I do industrial service work. Not exclusively. But I got several customers because I just answered the phone when they called during an emergency. Others I got through referral. I didn't specifically go looking, but if I were to do that, I suppose I'd start by striking up a conversation with the maintenance heads at various facilities. I have one industrial customer because I gave him some advice at the supply house counter.


----------



## telsa (May 22, 2015)

Don't bring up the Libyans.


----------



## Chaz (Aug 11, 2018)

CoolWill said:


> I do industrial service work. Not exclusively. But I got several customers because I just answered the phone when they called during an emergency. Others I got through referral. I didn't specifically go looking, but if I were to do that, I suppose I'd start by striking up a conversation with the maintenance heads at various facilities. I have one industrial customer because I gave him some advice at the supply house counter.


Nice! Do you have an industrial background? Or a commercial/resin background?


----------



## CoolWill (Jan 5, 2019)

Chaz said:


> Nice! Do you have an industrial background? Or a commercial/resin background?


I started in industrial. Then went commercial/industrial. I've done enough residential along the way to know how. Most of my jobs are commercial and residential service these days. A handful of industrial and agricultural clients.


----------



## Chaz (Aug 11, 2018)

CoolWill said:


> I started in industrial. Then went commercial/industrial. I've done enough residential along the way to know how. Most of my jobs are commercial and residential service these days. A handful of industrial and agricultural clients.


Thanks for the info:smile:


----------



## glen1971 (Oct 10, 2012)

Up here the safety programs would almost make it impossible to be a one man shop in the industrial world. Then you get the client that wants a job way larger than you can provide and someone else scoops the work..


----------



## MechanicalDVR (Dec 29, 2007)

I've had much the same experience as CoolWill, always meeting maintenance guys from various plants at the Grainger counter when they were trying to come up with parts to make a repair the counter person was at a loss with.


----------



## just the cowboy (Sep 4, 2013)

I did many moons ago. I see you are an apprentice, you do not have enough time in to know all you would need to start your own business in controls. It is a great field to get into but it takes years of experience to be able to design and install something. 

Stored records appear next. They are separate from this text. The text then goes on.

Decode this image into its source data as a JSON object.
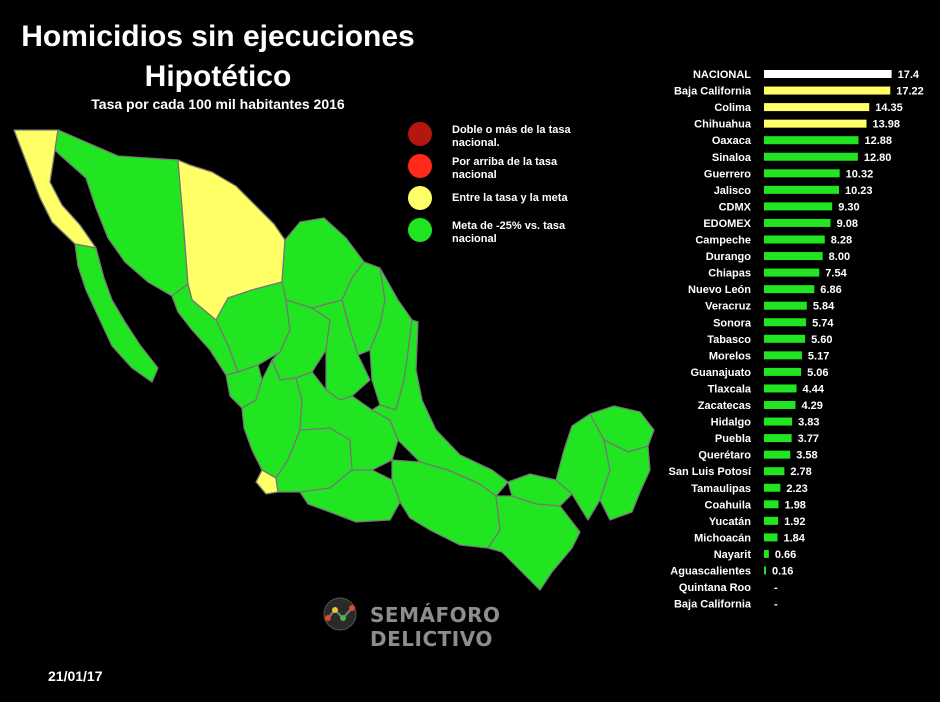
{
  "header": {
    "title": "Homicidios sin ejecuciones",
    "subtitle": "Hipotético",
    "caption": "Tasa por cada 100 mil habitantes  2016"
  },
  "legend": {
    "items": [
      {
        "label": "Doble o más de la tasa nacional.",
        "color": "#b3170e"
      },
      {
        "label": "Por arriba de la tasa nacional",
        "color": "#ff2a1a"
      },
      {
        "label": "Entre la tasa y la meta",
        "color": "#ffff66"
      },
      {
        "label": "Meta de -25% vs. tasa nacional",
        "color": "#22e522"
      }
    ]
  },
  "colors": {
    "national": "#ffffff",
    "between": "#ffff66",
    "goal": "#22e522",
    "border": "#777777",
    "brand_logo_red": "#e8442e",
    "brand_logo_yellow": "#f2c12e",
    "brand_logo_green": "#3fbf3f"
  },
  "chart_data": {
    "type": "bar",
    "orientation": "horizontal",
    "categories": [
      "NACIONAL",
      "Baja California",
      "Colima",
      "Chihuahua",
      "Oaxaca",
      "Sinaloa",
      "Guerrero",
      "Jalisco",
      "CDMX",
      "EDOMEX",
      "Campeche",
      "Durango",
      "Chiapas",
      "Nuevo León",
      "Veracruz",
      "Sonora",
      "Tabasco",
      "Morelos",
      "Guanajuato",
      "Tlaxcala",
      "Zacatecas",
      "Hidalgo",
      "Puebla",
      "Querétaro",
      "San Luis Potosí",
      "Tamaulipas",
      "Coahuila",
      "Yucatán",
      "Michoacán",
      "Nayarit",
      "Aguascalientes",
      "Quintana Roo",
      "Baja California"
    ],
    "values": [
      17.4,
      17.22,
      14.35,
      13.98,
      12.88,
      12.8,
      10.32,
      10.23,
      9.3,
      9.08,
      8.28,
      8.0,
      7.54,
      6.86,
      5.84,
      5.74,
      5.6,
      5.17,
      5.06,
      4.44,
      4.29,
      3.83,
      3.77,
      3.58,
      2.78,
      2.23,
      1.98,
      1.92,
      1.84,
      0.66,
      0.16,
      null,
      null
    ],
    "value_labels": [
      "17.4",
      "17.22",
      "14.35",
      "13.98",
      "12.88",
      "12.80",
      "10.32",
      "10.23",
      "9.30",
      "9.08",
      "8.28",
      "8.00",
      "7.54",
      "6.86",
      "5.84",
      "5.74",
      "5.60",
      "5.17",
      "5.06",
      "4.44",
      "4.29",
      "3.83",
      "3.77",
      "3.58",
      "2.78",
      "2.23",
      "1.98",
      "1.92",
      "1.84",
      "0.66",
      "0.16",
      "-",
      "-"
    ],
    "bar_colors": [
      "#ffffff",
      "#ffff66",
      "#ffff66",
      "#ffff66",
      "#22e522",
      "#22e522",
      "#22e522",
      "#22e522",
      "#22e522",
      "#22e522",
      "#22e522",
      "#22e522",
      "#22e522",
      "#22e522",
      "#22e522",
      "#22e522",
      "#22e522",
      "#22e522",
      "#22e522",
      "#22e522",
      "#22e522",
      "#22e522",
      "#22e522",
      "#22e522",
      "#22e522",
      "#22e522",
      "#22e522",
      "#22e522",
      "#22e522",
      "#22e522",
      "#22e522",
      "#22e522",
      "#22e522"
    ],
    "xlim": [
      0,
      18
    ],
    "grid": false,
    "legend": "top-center"
  },
  "map": {
    "state_colors": {
      "baja_california": "#ffff66",
      "baja_california_sur": "#22e522",
      "sonora": "#22e522",
      "chihuahua": "#ffff66",
      "coahuila": "#22e522",
      "nuevo_leon": "#22e522",
      "tamaulipas": "#22e522",
      "sinaloa": "#22e522",
      "durango": "#22e522",
      "zacatecas": "#22e522",
      "san_luis_potosi": "#22e522",
      "nayarit": "#22e522",
      "jalisco": "#22e522",
      "colima": "#ffff66",
      "michoacan": "#22e522",
      "guerrero": "#22e522",
      "oaxaca": "#22e522",
      "centro": "#22e522",
      "veracruz": "#22e522",
      "chiapas": "#22e522",
      "tabasco": "#22e522",
      "campeche": "#22e522",
      "yucatan": "#22e522",
      "quintana_roo": "#22e522"
    }
  },
  "footer": {
    "brand": "SEMÁFORO DELICTIVO",
    "date": "21/01/17"
  }
}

Your biggest problem would be insurance, since most projects would involve some type of human interaction, and then life safety is involved. This is what caused me to stop doing machine upgrades. There is also errors and omissions insurance in case something you design causes big time lose of production or damage to a machine.

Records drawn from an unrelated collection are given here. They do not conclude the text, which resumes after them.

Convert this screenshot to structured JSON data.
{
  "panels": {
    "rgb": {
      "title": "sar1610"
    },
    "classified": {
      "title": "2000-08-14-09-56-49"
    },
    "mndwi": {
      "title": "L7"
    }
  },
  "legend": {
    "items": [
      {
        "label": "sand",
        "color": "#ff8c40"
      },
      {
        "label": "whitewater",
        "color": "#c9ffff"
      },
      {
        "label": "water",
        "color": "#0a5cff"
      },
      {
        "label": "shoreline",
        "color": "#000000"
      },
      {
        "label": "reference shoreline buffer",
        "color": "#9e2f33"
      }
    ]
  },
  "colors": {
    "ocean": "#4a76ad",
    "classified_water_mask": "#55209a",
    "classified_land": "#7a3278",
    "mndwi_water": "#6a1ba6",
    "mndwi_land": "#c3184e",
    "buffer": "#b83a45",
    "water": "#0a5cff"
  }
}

If you enjoy doing this type of work, do it for somebody.


Cowboy


----------



## joebanana (Dec 21, 2010)

The only one man operations I've come across in the industrial field do consulting work. Mostly in controller programming.


----------



## tmessner (Apr 1, 2013)

CoolWill said:


> I do industrial service work. Not exclusively. But I got several customers because I just answered the phone when they called during an emergency. Others I got through referral. I didn't specifically go looking, but if I were to do that, I suppose I'd start by striking up a conversation with the maintenance heads at various facilities. I have one industrial customer because I gave him some advice at the supply house counter.

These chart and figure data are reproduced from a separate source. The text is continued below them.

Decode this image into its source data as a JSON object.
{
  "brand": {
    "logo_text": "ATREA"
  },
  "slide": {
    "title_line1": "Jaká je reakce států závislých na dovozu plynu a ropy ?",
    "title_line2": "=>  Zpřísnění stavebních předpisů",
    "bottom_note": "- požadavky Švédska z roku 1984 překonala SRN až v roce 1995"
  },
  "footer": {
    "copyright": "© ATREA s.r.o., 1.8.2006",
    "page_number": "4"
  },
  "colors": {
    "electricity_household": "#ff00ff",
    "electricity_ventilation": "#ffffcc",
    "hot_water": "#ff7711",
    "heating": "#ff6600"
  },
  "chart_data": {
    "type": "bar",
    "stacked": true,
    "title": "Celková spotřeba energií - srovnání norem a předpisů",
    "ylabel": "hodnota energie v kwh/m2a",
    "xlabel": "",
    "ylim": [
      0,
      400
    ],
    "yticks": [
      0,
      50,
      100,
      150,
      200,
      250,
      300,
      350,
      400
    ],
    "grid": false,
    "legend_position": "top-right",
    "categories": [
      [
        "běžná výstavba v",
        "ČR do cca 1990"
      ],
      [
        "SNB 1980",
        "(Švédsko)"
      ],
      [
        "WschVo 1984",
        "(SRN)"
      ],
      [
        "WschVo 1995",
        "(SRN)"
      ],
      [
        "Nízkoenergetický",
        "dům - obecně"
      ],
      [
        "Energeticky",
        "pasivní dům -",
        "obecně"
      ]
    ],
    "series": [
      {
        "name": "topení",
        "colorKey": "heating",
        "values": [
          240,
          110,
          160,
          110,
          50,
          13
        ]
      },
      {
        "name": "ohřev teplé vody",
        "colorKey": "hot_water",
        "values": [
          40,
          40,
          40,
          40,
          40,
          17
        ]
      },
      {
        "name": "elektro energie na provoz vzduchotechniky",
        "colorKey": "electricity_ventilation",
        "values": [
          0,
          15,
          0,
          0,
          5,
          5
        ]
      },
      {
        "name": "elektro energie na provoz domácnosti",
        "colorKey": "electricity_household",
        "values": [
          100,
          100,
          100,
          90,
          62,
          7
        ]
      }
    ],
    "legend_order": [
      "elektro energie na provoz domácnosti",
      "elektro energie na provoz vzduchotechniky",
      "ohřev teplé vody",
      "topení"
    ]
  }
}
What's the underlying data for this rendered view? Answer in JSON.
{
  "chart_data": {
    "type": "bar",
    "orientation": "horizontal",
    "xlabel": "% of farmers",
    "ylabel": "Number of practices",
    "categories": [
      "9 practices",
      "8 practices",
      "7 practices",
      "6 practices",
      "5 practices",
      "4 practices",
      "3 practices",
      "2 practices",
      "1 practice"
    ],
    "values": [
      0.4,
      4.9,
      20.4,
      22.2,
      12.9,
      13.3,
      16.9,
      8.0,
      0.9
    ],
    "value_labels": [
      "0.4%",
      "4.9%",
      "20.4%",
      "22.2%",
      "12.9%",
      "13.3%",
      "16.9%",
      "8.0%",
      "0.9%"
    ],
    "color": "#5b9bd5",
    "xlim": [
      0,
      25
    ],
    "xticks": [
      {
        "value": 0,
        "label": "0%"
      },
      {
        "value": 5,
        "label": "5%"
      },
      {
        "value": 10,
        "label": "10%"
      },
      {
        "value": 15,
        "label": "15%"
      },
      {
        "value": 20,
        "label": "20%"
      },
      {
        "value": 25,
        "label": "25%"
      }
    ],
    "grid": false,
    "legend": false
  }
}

Same here. Answer the phone after hours, on weekends. Answer questions when they ask. Be friendly. It helps to have the same birthday of the owner and eat lutefisk together.


----------



## Chaz (Aug 11, 2018)

@just the cowboy yeah I realize I’ll many years/decades from having a business in control/ instrumentation etc. It is really just a pipe dream for me. Thank you for the insight


----------



## just the cowboy (Sep 4, 2013)

*Don't give up the dream*



Chaz said:


> @*just the cowboy* yeah I realize I’ll many years/decades from having a business in control/ instrumentation etc. It is really just a pipe dream for me. Thank you for the insight



Don't give up the dream. But like I said if you enjoy it get a job in it. You can make almost as much money working for a good company as working for yourself, without all the headaches.
I got into machine upgrades in the 90's when PLC's were on the uptake. Not as much legal issues then, most of the stuff I did has probably been decommissioned by now, but I still worry about the what ifs because I am no longer in business and insured. Some lawasser could still try to come after me if someone were to get hurt. 


Learn Learn Learn. It was a good question you asked.


Cowboy


----------



## Lone Crapshooter (Nov 8, 2008)

I am trying to do the same thing now . It is extremely slow now and a lot of the problem is the weather and the time of the year. It has been a real education and a expensive one putting it together. 
One thing you have to realize is that big companies are EXTREMELY SLOW TO PAY.It is nothing for them to owe a contractor $50,000 for 120 days or longer. It takes a special kind of company to withstand that kind of hit. 
When I had my first business I did a lot of work for UPS. I could bill them on Monday and have the check in the bank on a Thursday. That was the exception not thr rule. I don't know how they are now. I am going to fill out a vender form for them in the immediate future. Back then we conducted business over the phone now it is all done on line. Most of the time it gets worse not better when you do stuff on line. 

LC


----------